The chiefs and Goodlette are guests on this week’s "Naples Daily NewsMakers with Jeff Lytle’’ program airing Sunday morning at 10 on ABC7.
Video highlights are at naplesnews.com/newsmakers.
Here is an excerpt:
The Fire Chiefs
Lytle: Let me ask you ... while we’re talking about a tax cap increase in the three districts, elsewhere in the community the big buzz word seems to be consolidation.
We have civic activists working behind the scenes on a renewed effort at consolidation, so I’m told. We have legislation in the works to make consolidation easier than it might have been in the past. Consolidation is the big word and we’re still talking about more money here?
Metzger: We’re not talking more money, not in Golden Gate. We’re talking about maintaining the same level of funding. But the only way that we can create that situation for us is by adjusting the maximum millage rate, which is the cap because the property values have dropped. If we can’t raise the cap, we can’t fund the service to the degree that we have been funding it, and therefore we’ll have to restrict the service in some way.
So that impact is what we’re trying to avoid for the community.
Schultd: I think another thing we need to look at is, as we know over the last several years ... four or five years, our taxable values have decreased; property values have decreased. We know that.

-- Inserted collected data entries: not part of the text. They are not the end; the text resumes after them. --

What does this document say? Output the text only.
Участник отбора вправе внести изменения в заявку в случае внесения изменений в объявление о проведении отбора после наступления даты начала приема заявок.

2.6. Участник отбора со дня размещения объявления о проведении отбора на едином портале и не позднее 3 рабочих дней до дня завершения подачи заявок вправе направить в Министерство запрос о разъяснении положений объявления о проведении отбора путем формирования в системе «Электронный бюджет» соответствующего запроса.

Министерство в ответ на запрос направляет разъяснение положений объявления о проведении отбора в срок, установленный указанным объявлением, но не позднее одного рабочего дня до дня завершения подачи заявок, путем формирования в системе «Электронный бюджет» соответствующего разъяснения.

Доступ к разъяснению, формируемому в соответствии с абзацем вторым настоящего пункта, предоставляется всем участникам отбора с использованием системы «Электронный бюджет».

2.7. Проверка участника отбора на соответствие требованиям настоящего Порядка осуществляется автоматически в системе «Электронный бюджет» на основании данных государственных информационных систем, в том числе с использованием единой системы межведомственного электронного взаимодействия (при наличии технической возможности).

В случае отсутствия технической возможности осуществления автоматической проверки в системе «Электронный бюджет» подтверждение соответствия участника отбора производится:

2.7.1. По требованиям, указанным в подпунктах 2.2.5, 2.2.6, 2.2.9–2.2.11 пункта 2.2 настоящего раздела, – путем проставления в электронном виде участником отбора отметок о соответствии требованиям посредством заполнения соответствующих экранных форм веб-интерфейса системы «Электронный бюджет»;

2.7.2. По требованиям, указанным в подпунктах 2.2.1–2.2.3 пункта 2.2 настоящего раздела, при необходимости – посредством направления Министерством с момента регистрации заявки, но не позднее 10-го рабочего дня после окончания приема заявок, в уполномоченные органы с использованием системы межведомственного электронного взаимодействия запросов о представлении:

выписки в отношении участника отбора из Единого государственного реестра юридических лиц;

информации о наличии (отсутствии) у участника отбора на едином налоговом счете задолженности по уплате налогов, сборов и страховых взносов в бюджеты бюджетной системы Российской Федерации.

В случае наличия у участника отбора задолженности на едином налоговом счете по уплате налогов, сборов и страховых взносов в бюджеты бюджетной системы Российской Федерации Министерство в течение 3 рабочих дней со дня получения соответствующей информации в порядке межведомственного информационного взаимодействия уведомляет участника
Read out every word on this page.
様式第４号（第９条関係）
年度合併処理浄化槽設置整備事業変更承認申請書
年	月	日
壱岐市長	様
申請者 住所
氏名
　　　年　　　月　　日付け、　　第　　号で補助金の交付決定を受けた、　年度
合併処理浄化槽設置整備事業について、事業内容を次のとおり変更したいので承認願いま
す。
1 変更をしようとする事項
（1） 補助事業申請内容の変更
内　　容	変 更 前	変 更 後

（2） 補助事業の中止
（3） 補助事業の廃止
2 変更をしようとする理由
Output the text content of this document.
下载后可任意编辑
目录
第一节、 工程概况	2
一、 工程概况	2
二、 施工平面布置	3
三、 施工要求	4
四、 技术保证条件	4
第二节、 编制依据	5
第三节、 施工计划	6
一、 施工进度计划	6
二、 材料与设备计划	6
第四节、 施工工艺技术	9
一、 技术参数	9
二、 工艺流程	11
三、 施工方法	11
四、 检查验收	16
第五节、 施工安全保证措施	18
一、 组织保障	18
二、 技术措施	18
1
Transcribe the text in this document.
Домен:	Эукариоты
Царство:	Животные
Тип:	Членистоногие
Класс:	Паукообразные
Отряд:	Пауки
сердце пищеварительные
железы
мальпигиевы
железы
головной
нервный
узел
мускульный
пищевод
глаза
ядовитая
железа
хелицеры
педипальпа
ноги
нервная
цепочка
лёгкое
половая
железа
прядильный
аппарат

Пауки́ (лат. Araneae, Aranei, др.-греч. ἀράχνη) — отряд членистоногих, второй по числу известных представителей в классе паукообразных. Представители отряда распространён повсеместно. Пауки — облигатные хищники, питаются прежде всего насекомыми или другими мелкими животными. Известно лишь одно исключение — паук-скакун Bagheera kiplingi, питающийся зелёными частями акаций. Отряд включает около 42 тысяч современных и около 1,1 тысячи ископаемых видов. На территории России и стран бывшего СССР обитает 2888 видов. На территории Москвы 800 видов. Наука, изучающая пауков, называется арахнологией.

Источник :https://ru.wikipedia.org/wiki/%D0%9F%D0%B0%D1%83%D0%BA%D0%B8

If, for example, in East Naples if we went to the maximum cap of 2.0, it would be an estimated $3.4 million in additional revenue, if there’s no further devaluation of property. We are anticipating another 7½ percent devaluation next year. So when you say a $3.4 million increase it actually would not be that if there’s less property value.
So we are trying to literally maintain that level of service that we have today which is less than we had Oct. 1 of this last year.
Lytle: What I hear you saying is, public safety is not free. We have to pay the bills in terms of consolidation it should be one issue at a time.
Schultd: I think that’s a very reasonable approach.
Greenburg: I agree. It is a reasonable approach because without the funding consolidation and the savings that are implied with consolidation wouldn’t be realized.
Again, as we pointed out, there’s not been a plan that indicates where the 10 personnel that Immokalee is short. It can only come from a consolidated effort. The referendum provides that funding that may be available to replace those personnel.